From a company stand point we have moved to requiring every project, when it is started, installed / developed on a clean virtual machine. The developer can install their tools, their environment, and when the project is done, it is added to our projects repository. This way if someone later on has to go back to make changes, all of the tools are already installed, all of the versions of the tools are exactly what the developer used, and the build environment is all setup exactly as the developer left it. Often we can distribute these environments with our hardware to our customers (we do a lot of contract work). This way, they get everything left in our last state and we know works perfectly.

Hope that helps.

BTW, if you want to just play games, yes, you can setup boot camp and reboot your computer into windows, that will give you the best performance anyway. But it does require you to reboot.
 
They are virtual machine applications. They act like a completely independent computer inside the window. Thus you can install unix, dos, windows, and even in some cases MacOS. The operating system is running in a virtual machine and thus you can do a lot with it and it won't corrupt your main operating system (MacOS). But because they are emulated, they are slower than native operating systems running directly on the hardware. This means that in general they aren't very good for gaming (not that you can't do it, some people do, especially older games).

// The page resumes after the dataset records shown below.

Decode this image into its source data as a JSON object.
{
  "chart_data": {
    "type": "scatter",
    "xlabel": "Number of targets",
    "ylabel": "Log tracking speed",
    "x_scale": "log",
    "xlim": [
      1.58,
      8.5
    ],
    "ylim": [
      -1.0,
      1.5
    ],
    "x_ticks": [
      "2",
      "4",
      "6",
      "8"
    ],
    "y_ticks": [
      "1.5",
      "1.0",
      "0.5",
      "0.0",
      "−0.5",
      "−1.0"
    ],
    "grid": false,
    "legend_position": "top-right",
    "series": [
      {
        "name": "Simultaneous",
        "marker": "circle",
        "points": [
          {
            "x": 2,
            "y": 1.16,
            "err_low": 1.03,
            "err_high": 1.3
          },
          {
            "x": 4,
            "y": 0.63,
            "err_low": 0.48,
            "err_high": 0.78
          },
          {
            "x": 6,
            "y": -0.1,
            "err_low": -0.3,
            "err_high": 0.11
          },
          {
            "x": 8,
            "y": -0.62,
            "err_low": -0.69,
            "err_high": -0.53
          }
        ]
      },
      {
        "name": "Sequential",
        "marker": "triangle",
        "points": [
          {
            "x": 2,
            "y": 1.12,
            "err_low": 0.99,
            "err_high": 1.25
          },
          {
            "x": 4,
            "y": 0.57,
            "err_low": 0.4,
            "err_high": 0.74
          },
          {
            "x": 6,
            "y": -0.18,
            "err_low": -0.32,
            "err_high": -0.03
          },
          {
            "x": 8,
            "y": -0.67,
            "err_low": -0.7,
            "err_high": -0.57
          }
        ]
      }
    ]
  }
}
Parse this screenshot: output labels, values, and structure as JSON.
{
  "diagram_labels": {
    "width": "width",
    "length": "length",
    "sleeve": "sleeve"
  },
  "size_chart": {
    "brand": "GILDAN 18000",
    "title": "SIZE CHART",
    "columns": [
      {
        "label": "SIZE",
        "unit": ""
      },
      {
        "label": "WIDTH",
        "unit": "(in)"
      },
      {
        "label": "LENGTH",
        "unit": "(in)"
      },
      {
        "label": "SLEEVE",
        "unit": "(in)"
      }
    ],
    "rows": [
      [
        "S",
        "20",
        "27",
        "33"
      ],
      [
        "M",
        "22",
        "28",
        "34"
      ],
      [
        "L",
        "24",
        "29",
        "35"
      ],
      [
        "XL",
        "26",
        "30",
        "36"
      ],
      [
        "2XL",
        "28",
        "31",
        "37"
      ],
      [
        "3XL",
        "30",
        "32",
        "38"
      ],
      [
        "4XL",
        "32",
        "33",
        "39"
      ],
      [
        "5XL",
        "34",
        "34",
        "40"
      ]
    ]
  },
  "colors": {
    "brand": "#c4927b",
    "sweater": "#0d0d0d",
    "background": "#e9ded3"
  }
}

I use mine every day for work. We have about a dozen or so different windows configurations with another half dozen or so applications for each. It gives us the flexibility to test our hardware with different operating systems. I use it for my windows development; and thus my development environment can be completely independent from my test machine. In fact, by just copying over the file(s) for the test machine I can always run on a clean version of windows.

For every day use I have a Development machine, a Office Machine, a Synthesis Machine, a Test machine, all sitting on the desktop of OSX.

From a company stand point we have moved to requiring every project, when it is started, installed / developed on a clean virtual machine. The developer can install their tools, their environment, and when the project is done, it is added to our projects repository. This way if someone later on has to go back to make changes, all of the tools are already installed, all of the versions of the tools are exactly what the developer used, and the build environment is all setup exactly as the developer left it. Often we can distribute these environments with our hardware to our customers (we do a lot of contract work). This way, they get everything left in our last state and we know works perfectly.

Hope that helps.

BTW, if you want to just play games, yes, you can setup boot camp and reboot your computer into windows, that will give you the best performance anyway. But it does require you to reboot.

This explains alot, thanks for the time it took you to explain it to dumb old me, but just one moremthing, I do want it for games but I prefer not to reboot as restarting and all that is a burden, if i have an rMBP with 2.6 GhZ and 16 GB ram, will I not be able to play WoW or Diablo or any windows games not on mac smoothly? I know booting is better but is it that big of a difference and how much?
 
I do want it for games but I prefer not to reboot as restarting and all that is a burden, if i have an rMBP with 2.6 GhZ and 16 GB ram, will I not be able to play WoW or Diablo or any windows games not on mac smoothly? I know booting is better but is it that big of a difference and how much?
 
You will get much better performance running Windows natively via Boot Camp. Parallels is the best of the bunch for running games in my experience but I wouldn't try and run any modern titles on it.

It's worth mentioning that most Blizzard titles such as the aforementioned WoW and Diablo are available in a Mac version.